Pretty much all my probes are connected again :grinning_face_with_smiling_eyes:.

I fixed the account switcher just now; and as you noticed the SAN in the API certificate.

The database is acting extra slow, I think that’s what making the rate of monitoring probes lower than usual. I’ll look into it in more detail later today.

1 Like

Yes, switching between accounts works again, thanks!

Currently, https://www.ntppool.org/dns.html is giving me an “Error 503 first byte timeout” from the cache server.
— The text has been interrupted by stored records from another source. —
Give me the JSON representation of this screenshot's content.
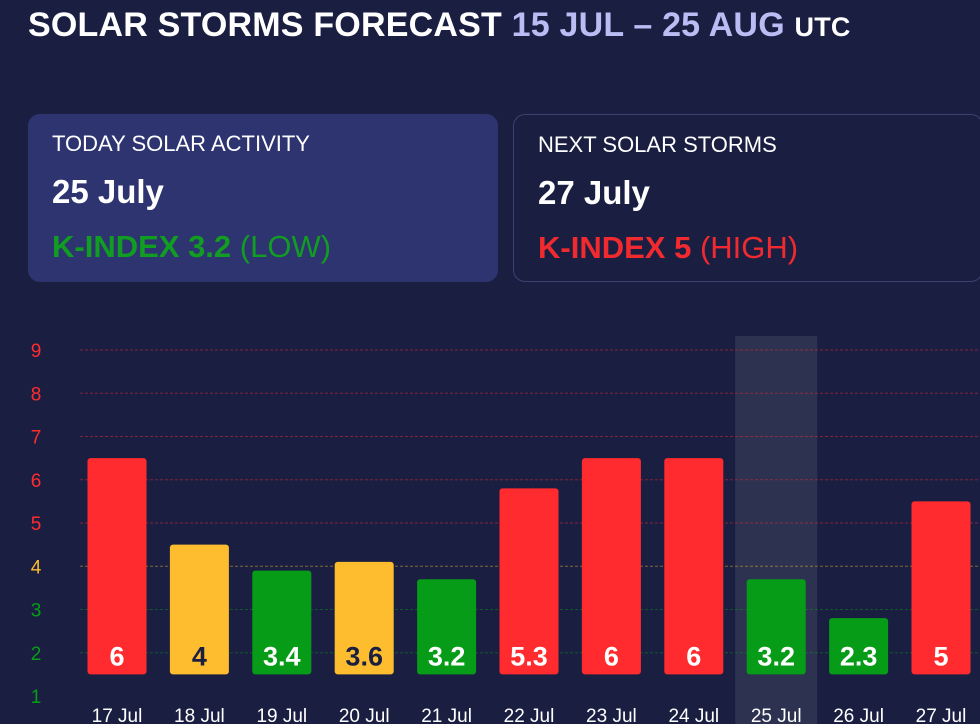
{
  "header": {
    "title": "SOLAR STORMS FORECAST",
    "range": "15 JUL – 25 AUG",
    "tz": "UTC"
  },
  "today_card": {
    "label": "TODAY SOLAR ACTIVITY",
    "date": "25 July",
    "kindex_label": "K-INDEX 3.2",
    "level": "(LOW)",
    "color": "#119c22"
  },
  "next_card": {
    "label": "NEXT SOLAR STORMS",
    "date": "27 July",
    "kindex_label": "K-INDEX 5",
    "level": "(HIGH)",
    "color": "#f02a2e"
  },
  "colors": {
    "background": "#1a1f42",
    "card": "#2e3470",
    "high": "#ff2b2e",
    "medium": "#fdbd2e",
    "low": "#079c17",
    "highlight_band": "#2d3250"
  },
  "chart_data": {
    "type": "bar",
    "categories": [
      "17 Jul",
      "18 Jul",
      "19 Jul",
      "20 Jul",
      "21 Jul",
      "22 Jul",
      "23 Jul",
      "24 Jul",
      "25 Jul",
      "26 Jul",
      "27 Jul"
    ],
    "values": [
      6,
      4,
      3.4,
      3.6,
      3.2,
      5.3,
      6,
      6,
      3.2,
      2.3,
      5
    ],
    "value_labels": [
      "6",
      "4",
      "3.4",
      "3.6",
      "3.2",
      "5.3",
      "6",
      "6",
      "3.2",
      "2.3",
      "5"
    ],
    "levels": [
      "high",
      "medium",
      "low",
      "medium",
      "low",
      "high",
      "high",
      "high",
      "low",
      "low",
      "high"
    ],
    "highlighted_category": "25 Jul",
    "y_ticks": [
      1,
      2,
      3,
      4,
      5,
      6,
      7,
      8,
      9
    ],
    "ylim": [
      1,
      9
    ],
    "grid": true
  }
}
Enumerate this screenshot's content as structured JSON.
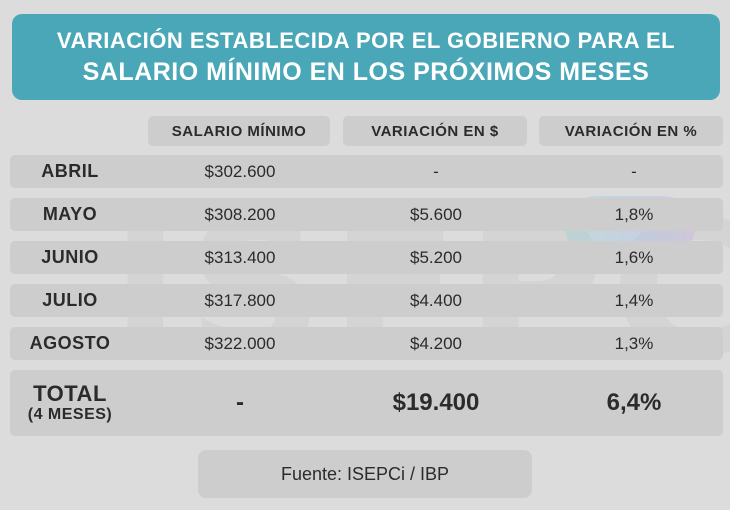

On the monitoring, to me, it looks more than just a little bit less than normal, with the status page showing mostly around 1500 checks/second right now, while “normal” would be ten times that. But it’s working in general, so indeed not totally pressing.

The dns.html page has been fixed! (Really that page needs to get updated to work from prometheus metrics or something else; it made more sense when there were much less servers!)

2 Likes

Thanks!

Once I have a better understanding of the back-end systems currently feeding this, and those you refer to, I’ll be happy to look into updating this page.